Decisions, IV

Feb 20, 2006 20:09

Here's the truth: law school scares the living daylights out of me. I don't know if I have the academic drive anymore. I don't know if I'm up to the emotional strain. I don't know if I ever want to pull an all-nighter again for the rest of my life for anything less than another person. That's what made my last year or so of college so frustrating: Who benefits from this? Apparently me and I don't feel like it's worth it anymore. I don't know if I want to risk the strain it would place on personal relationships that are so dear to me right now. I know I foresee more contentment in family life than career life, and the examples of attorneys with admirable family lives and ethical integrity are hard to come by.
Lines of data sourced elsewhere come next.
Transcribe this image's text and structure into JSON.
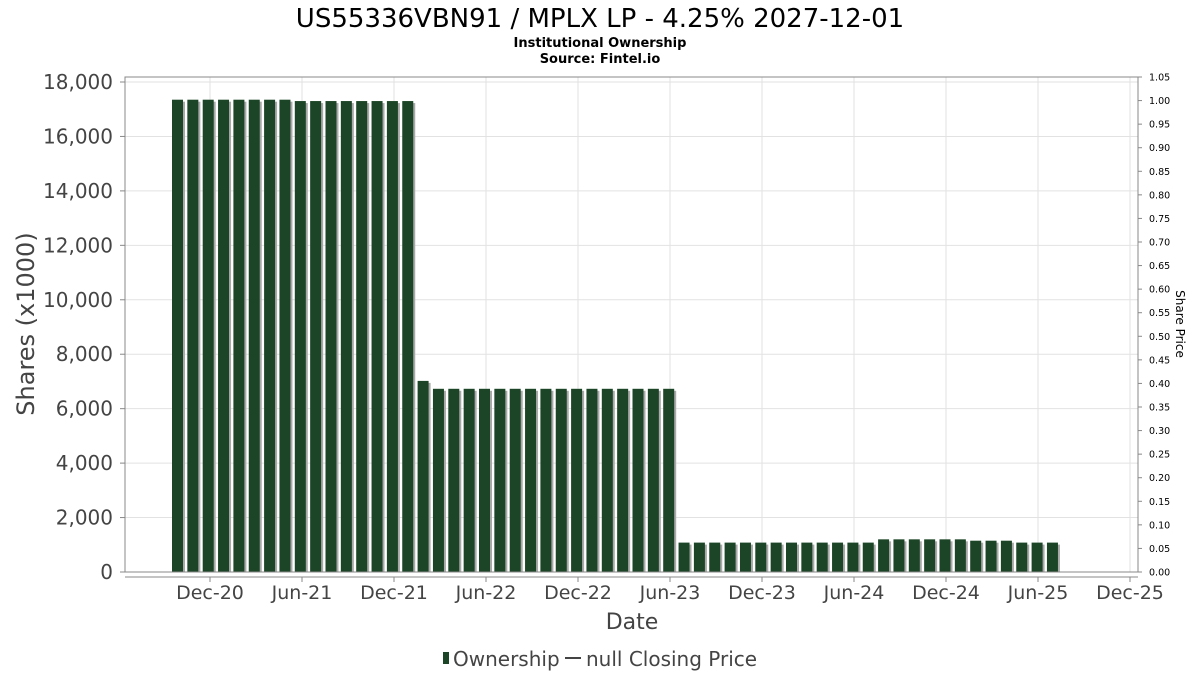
{
  "chart_data": {
    "type": "bar",
    "title": "US55336VBN91 / MPLX LP - 4.25% 2027-12-01",
    "subtitle_lines": [
      "Institutional Ownership",
      "Source: Fintel.io"
    ],
    "xlabel": "Date",
    "ylabel": "Shares (x1000)",
    "y2label": "Share Price",
    "ylim": [
      0,
      18000
    ],
    "y2lim": [
      0,
      1.05
    ],
    "y_ticks": [
      "0",
      "2,000",
      "4,000",
      "6,000",
      "8,000",
      "10,000",
      "12,000",
      "14,000",
      "16,000",
      "18,000"
    ],
    "y2_ticks": [
      "0.00",
      "0.05",
      "0.10",
      "0.15",
      "0.20",
      "0.25",
      "0.30",
      "0.35",
      "0.40",
      "0.45",
      "0.50",
      "0.55",
      "0.60",
      "0.65",
      "0.70",
      "0.75",
      "0.80",
      "0.85",
      "0.90",
      "0.95",
      "1.00",
      "1.05"
    ],
    "x_ticks": [
      "Dec-20",
      "Jun-21",
      "Dec-21",
      "Jun-22",
      "Dec-22",
      "Jun-23",
      "Dec-23",
      "Jun-24",
      "Dec-24",
      "Jun-25",
      "Dec-25"
    ],
    "grid": true,
    "legend": {
      "position": "bottom",
      "items": [
        "Ownership",
        "null Closing Price"
      ]
    },
    "colors": {
      "bar": "#1b4526",
      "bar_shadow": "#a9a9a9"
    },
    "series": [
      {
        "name": "Ownership",
        "values": [
          17350,
          17350,
          17350,
          17350,
          17350,
          17350,
          17350,
          17350,
          17300,
          17300,
          17300,
          17300,
          17300,
          17300,
          17300,
          17300,
          7020,
          6730,
          6730,
          6730,
          6730,
          6730,
          6730,
          6730,
          6730,
          6730,
          6730,
          6730,
          6730,
          6730,
          6730,
          6730,
          6730,
          1080,
          1080,
          1080,
          1080,
          1080,
          1080,
          1080,
          1080,
          1080,
          1080,
          1080,
          1080,
          1080,
          1200,
          1200,
          1200,
          1200,
          1200,
          1200,
          1150,
          1150,
          1150,
          1080,
          1080,
          1080
        ]
      }
    ]
  }
}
Yet, I have culled a mind for it. I love assembling and dissembling arguments. I trounce on words that try to qualify an idea without reasonable logical deductions and viable evidence. Reaching the penultimate, black-and-white conclusion of a smeary, grey conundrum is thrilling. My spine feels tingly just at the thought of it.

What does this all mean? I need a heck of a lot more distance from Olaf or [nearly] anyone I ever knew there before I start putting my pen or keyboard fingers to a law school application. And I sure as he---aven need to cling close to everything that feels right in life right now before I even think of setting one speck of it aside for something that fills me with comparative dread.